Le psaume commence par un rappel, ou il serait plus juste de dire, par une prédication des hauts faits du passé, lorsque le Dieu des pères a libéré son peuple de l'esclavage en Égypte, à mains fortes et à bras étendus. Nos pères nous ont raconté l'œuvre que tu as accomplie autrefois. Cette entrée en matière est très remarquable. Elle pointe le fait que cette évocation de la mémoire en face de circonstances contraires n'est pas du tout, comme on pourrait le penser, une sorte de refuge dans une nostalgie, dans un regret d'un temps mythique où tout était mieux, où Dieu était parmi nous et accomplissait tous les miracles... mais veut nous dire que la fonction de la mémoire (et cela rejoint d'ailleurs ce que les chercheurs contemporains dégagent) la fonction de la mémoire, ça n'est peut-être pas seulement de se souvenir du passé, mais c'est aussi d'alimenter notre imagination pour nous projeter dans le futur. Ce rappel du passé, il est là pour essayer de voir comment on va pouvoir faire pour aménager une brèche dans l'impasse du présent.
Parce qu'évidemment, je vous l'ai dit, la prédication du passé, elle se heurte à un présent tout à fait adverse. Jadis, nos pères nous ont raconté tous les hauts faits que tu as accompli pour eux, mais aujourd'hui, tu nous traites comme des brebis destinées à la boucherie. Dans le naufrage des valeurs humaines, devant le déferlement du mal, comment peut-on croire encore à la présence qui est censée nous accompagner, veiller sur nous, « L'Éternel est mon berger, je ne manquerai de rien » ? La radicalité de cette question, elle ressort en vérité à chaque fois que, dans notre vie personnelle ou collective, se produit une catastrophe majeure. Et puis si les temps sont meilleurs, eh bien, elle a tendance à se refermer.
Maintenant, ce qui est très particulier dans notre texte (je vous l'ai dit, c'est un esprit fort), c'est son rejet véhément de toute culpabilité : notre cœur n'a jamais cessé de suivre, nos pas ne sont jamais sortis de ton sentier. Le psalmiste ne cherche donc pas la cause du malheur du côté de l'homme : par exemple du fait que nous serions de mauvais croyants (ce qui est probable), ce serait de notre faute, que ce qui nous arrive nous arrive à bon escient, c'est à nous de faire retour sur nous-mêmes pour en trouver les raisons... Non il n'attribue pas cela à un manquement de la part de l'homme, en l'espèce s'être tourné vers d'autres divinités ou avoir manqué de respect à la Loi.

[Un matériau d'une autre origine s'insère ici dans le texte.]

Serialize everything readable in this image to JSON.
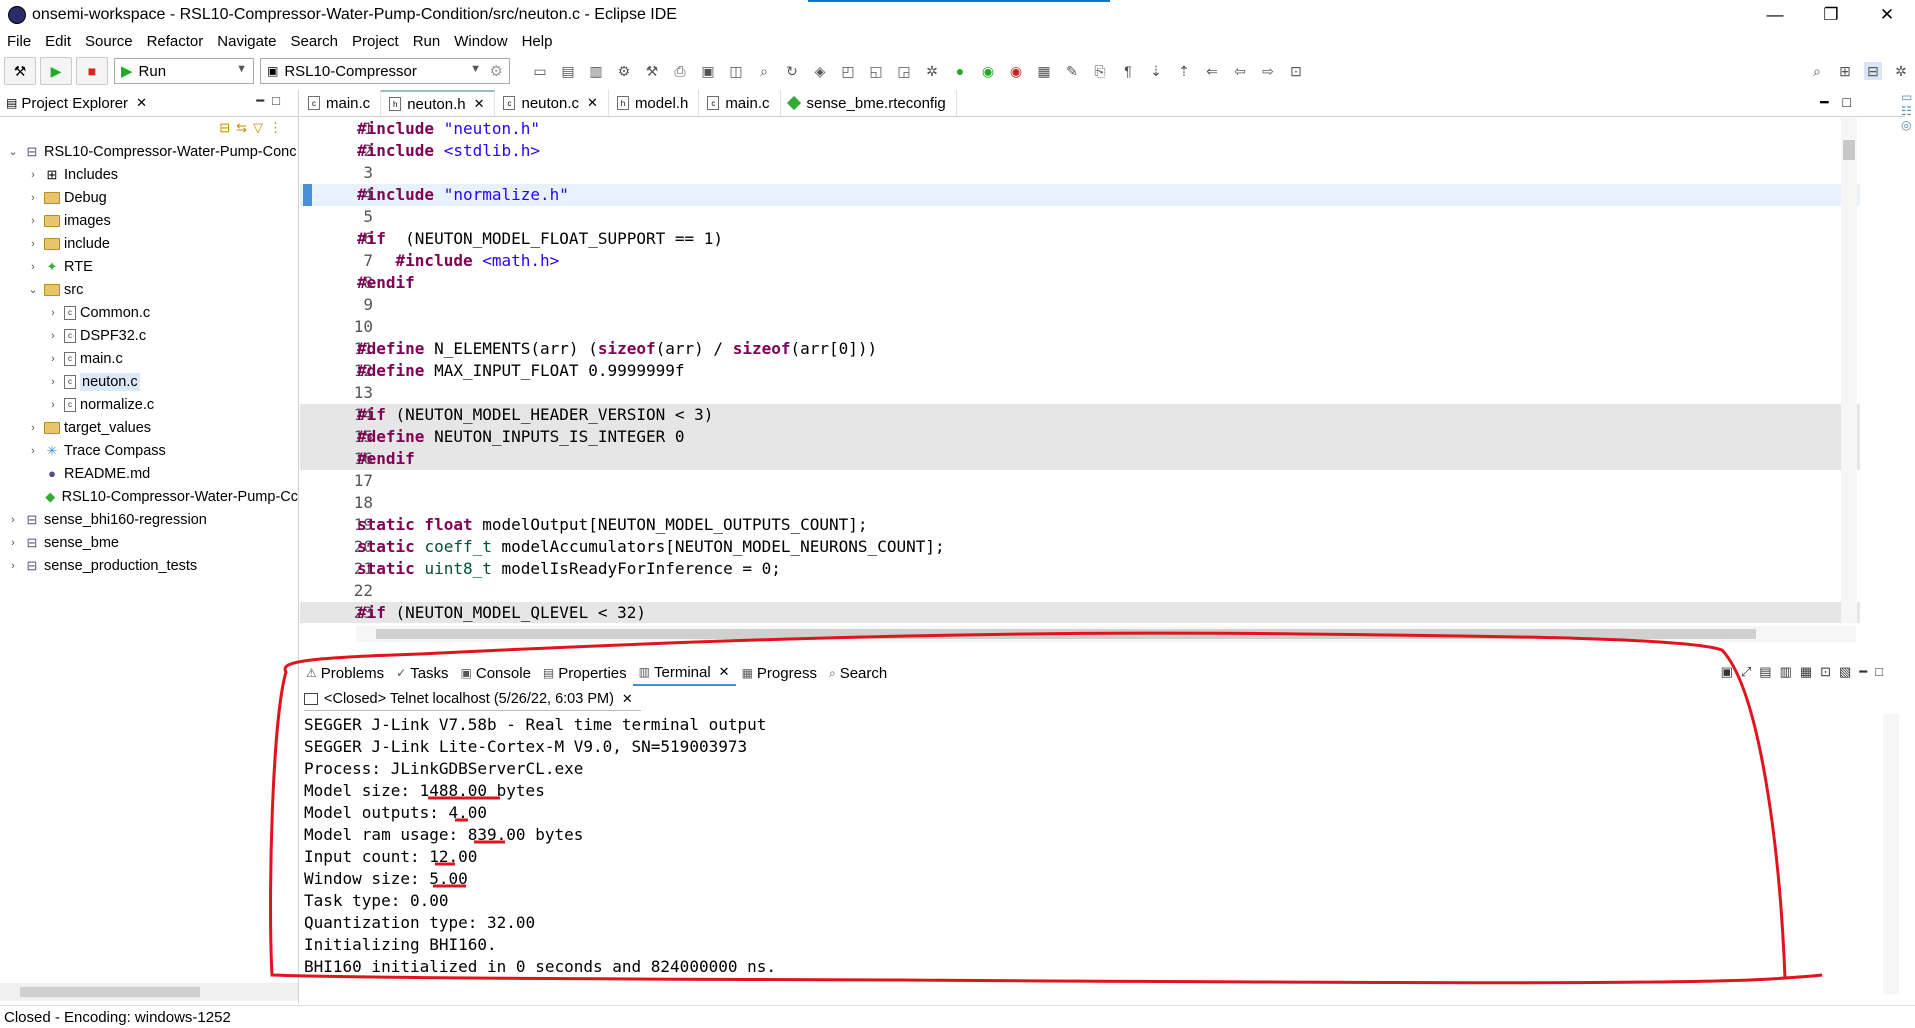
{
  "window": {
    "title": "onsemi-workspace - RSL10-Compressor-Water-Pump-Condition/src/neuton.c - Eclipse IDE",
    "minimize": "—",
    "maximize": "❐",
    "close": "✕"
  },
  "menu": [
    "File",
    "Edit",
    "Source",
    "Refactor",
    "Navigate",
    "Search",
    "Project",
    "Run",
    "Window",
    "Help"
  ],
  "toolbar": {
    "launch_mode": "Run",
    "launch_config": "RSL10-Compressor"
  },
  "explorer": {
    "title": "Project Explorer",
    "items": [
      {
        "label": "RSL10-Compressor-Water-Pump-Conc",
        "depth": 0,
        "twisty": "⌄",
        "icon": "project-icon"
      },
      {
        "label": "Includes",
        "depth": 1,
        "twisty": "›",
        "icon": "includes-icon"
      },
      {
        "label": "Debug",
        "depth": 1,
        "twisty": "›",
        "icon": "folder-icon"
      },
      {
        "label": "images",
        "depth": 1,
        "twisty": "›",
        "icon": "folder-icon"
      },
      {
        "label": "include",
        "depth": 1,
        "twisty": "›",
        "icon": "folder-icon"
      },
      {
        "label": "RTE",
        "depth": 1,
        "twisty": "›",
        "icon": "rte-icon"
      },
      {
        "label": "src",
        "depth": 1,
        "twisty": "⌄",
        "icon": "folder-icon"
      },
      {
        "label": "Common.c",
        "depth": 2,
        "twisty": "›",
        "icon": "c-file-icon"
      },
      {
        "label": "DSPF32.c",
        "depth": 2,
        "twisty": "›",
        "icon": "c-file-icon"
      },
      {
        "label": "main.c",
        "depth": 2,
        "twisty": "›",
        "icon": "c-file-icon"
      },
      {
        "label": "neuton.c",
        "depth": 2,
        "twisty": "›",
        "icon": "c-file-icon",
        "selected": true
      },
      {
        "label": "normalize.c",
        "depth": 2,
        "twisty": "›",
        "icon": "c-file-icon"
      },
      {
        "label": "target_values",
        "depth": 1,
        "twisty": "›",
        "icon": "folder-icon"
      },
      {
        "label": "Trace Compass",
        "depth": 1,
        "twisty": "›",
        "icon": "trace-icon"
      },
      {
        "label": "README.md",
        "depth": 1,
        "twisty": "",
        "icon": "md-icon"
      },
      {
        "label": "RSL10-Compressor-Water-Pump-Cc",
        "depth": 1,
        "twisty": "",
        "icon": "rteconfig-icon"
      },
      {
        "label": "sense_bhi160-regression",
        "depth": 0,
        "twisty": "›",
        "icon": "project-icon"
      },
      {
        "label": "sense_bme",
        "depth": 0,
        "twisty": "›",
        "icon": "project-icon"
      },
      {
        "label": "sense_production_tests",
        "depth": 0,
        "twisty": "›",
        "icon": "project-icon"
      }
    ]
  },
  "editor": {
    "tabs": [
      {
        "label": "main.c",
        "icon": "c-file-icon"
      },
      {
        "label": "neuton.h",
        "icon": "h-file-icon",
        "active": true,
        "closable": true
      },
      {
        "label": "neuton.c",
        "icon": "c-file-icon",
        "closable": true
      },
      {
        "label": "model.h",
        "icon": "h-file-icon"
      },
      {
        "label": "main.c",
        "icon": "c-file-icon"
      },
      {
        "label": "sense_bme.rteconfig",
        "icon": "rteconfig-icon"
      }
    ],
    "lines": [
      {
        "n": "1",
        "t": [
          [
            "kw",
            "#include "
          ],
          [
            "str",
            "\"neuton.h\""
          ]
        ]
      },
      {
        "n": "2",
        "t": [
          [
            "kw",
            "#include "
          ],
          [
            "str",
            "<stdlib.h>"
          ]
        ]
      },
      {
        "n": "3",
        "t": []
      },
      {
        "n": "4",
        "t": [
          [
            "kw",
            "#include "
          ],
          [
            "str",
            "\"normalize.h\""
          ]
        ],
        "cur": true
      },
      {
        "n": "5",
        "t": []
      },
      {
        "n": "6",
        "t": [
          [
            "kw",
            "#if"
          ],
          [
            "",
            "  (NEUTON_MODEL_FLOAT_SUPPORT == 1)"
          ]
        ]
      },
      {
        "n": "7",
        "t": [
          [
            "kw",
            "    #include "
          ],
          [
            "str",
            "<math.h>"
          ]
        ]
      },
      {
        "n": "8",
        "t": [
          [
            "kw",
            "#endif"
          ]
        ]
      },
      {
        "n": "9",
        "t": []
      },
      {
        "n": "10",
        "t": []
      },
      {
        "n": "11",
        "t": [
          [
            "kw",
            "#define"
          ],
          [
            "",
            " N_ELEMENTS(arr) ("
          ],
          [
            "kw",
            "sizeof"
          ],
          [
            "",
            "(arr) / "
          ],
          [
            "kw",
            "sizeof"
          ],
          [
            "",
            "(arr[0]))"
          ]
        ]
      },
      {
        "n": "12",
        "t": [
          [
            "kw",
            "#define"
          ],
          [
            "",
            " MAX_INPUT_FLOAT 0.9999999f"
          ]
        ]
      },
      {
        "n": "13",
        "t": []
      },
      {
        "n": "14",
        "t": [
          [
            "kw",
            "#if"
          ],
          [
            "",
            " (NEUTON_MODEL_HEADER_VERSION < 3)"
          ]
        ],
        "hl": true
      },
      {
        "n": "15",
        "t": [
          [
            "kw",
            "#define"
          ],
          [
            "",
            " NEUTON_INPUTS_IS_INTEGER 0"
          ]
        ],
        "hl": true
      },
      {
        "n": "16",
        "t": [
          [
            "kw",
            "#endif"
          ]
        ],
        "hl": true
      },
      {
        "n": "17",
        "t": []
      },
      {
        "n": "18",
        "t": []
      },
      {
        "n": "19",
        "t": [
          [
            "kw",
            "static float"
          ],
          [
            "",
            " modelOutput[NEUTON_MODEL_OUTPUTS_COUNT];"
          ]
        ]
      },
      {
        "n": "20",
        "t": [
          [
            "kw",
            "static "
          ],
          [
            "ty",
            "coeff_t"
          ],
          [
            "",
            " modelAccumulators[NEUTON_MODEL_NEURONS_COUNT];"
          ]
        ]
      },
      {
        "n": "21",
        "t": [
          [
            "kw",
            "static "
          ],
          [
            "ty",
            "uint8_t"
          ],
          [
            "",
            " modelIsReadyForInference = 0;"
          ]
        ]
      },
      {
        "n": "22",
        "t": []
      },
      {
        "n": "23",
        "t": [
          [
            "kw",
            "#if"
          ],
          [
            "",
            " (NEUTON_MODEL_QLEVEL < 32)"
          ]
        ],
        "hl": true
      }
    ]
  },
  "bottom": {
    "tabs": [
      {
        "label": "Problems",
        "icon": "problems-icon"
      },
      {
        "label": "Tasks",
        "icon": "tasks-icon"
      },
      {
        "label": "Console",
        "icon": "console-icon"
      },
      {
        "label": "Properties",
        "icon": "properties-icon"
      },
      {
        "label": "Terminal",
        "icon": "terminal-icon",
        "active": true,
        "closable": true
      },
      {
        "label": "Progress",
        "icon": "progress-icon"
      },
      {
        "label": "Search",
        "icon": "search-icon"
      }
    ],
    "terminal_tab": "<Closed> Telnet localhost (5/26/22, 6:03 PM)",
    "output": [
      "SEGGER J-Link V7.58b - Real time terminal output",
      "SEGGER J-Link Lite-Cortex-M V9.0, SN=519003973",
      "Process: JLinkGDBServerCL.exe",
      "Model size: 1488.00 bytes",
      "Model outputs: 4.00",
      "Model ram usage: 839.00 bytes",
      "Input count: 12.00",
      "Window size: 5.00",
      "Task type: 0.00",
      "Quantization type: 32.00",
      "Initializing BHI160.",
      "BHI160 initialized in 0 seconds and 824000000 ns."
    ]
  },
  "status": {
    "text": "Closed - Encoding: windows-1252"
  },
  "colors": {
    "annotation": "#e0141e",
    "keyword": "#7f0055",
    "string": "#2a00ff",
    "type": "#005032",
    "selection": "#dbe9f7"
  }
}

Et de ce point de vue, ce passage se situe à l'opposé symétrique de la prédication des prophètes qui eux, tiennent ce langage, et qui appellent constamment à revenir à la Loi, à revenir à Dieu. Nous avons donc affaire à une tournure très originale, et j'ai tendance à dire, si vous me le permettez, très moderne, très contemporaine, qui consiste à retourner le reproche. Ô notre Dieu, de notre côté nous avons fait ce que nous devions, nous avons suivi tes commandements, nous avons obéi à ta parole. Qui a manqué à sa promesse ? Qui a abandonné l'Alliance ? Qui a laissé se détruire l'espérance ? Qui est-ce qui dort au lieu de veiller ? En tout cas pas nous, en tout cas pas nous.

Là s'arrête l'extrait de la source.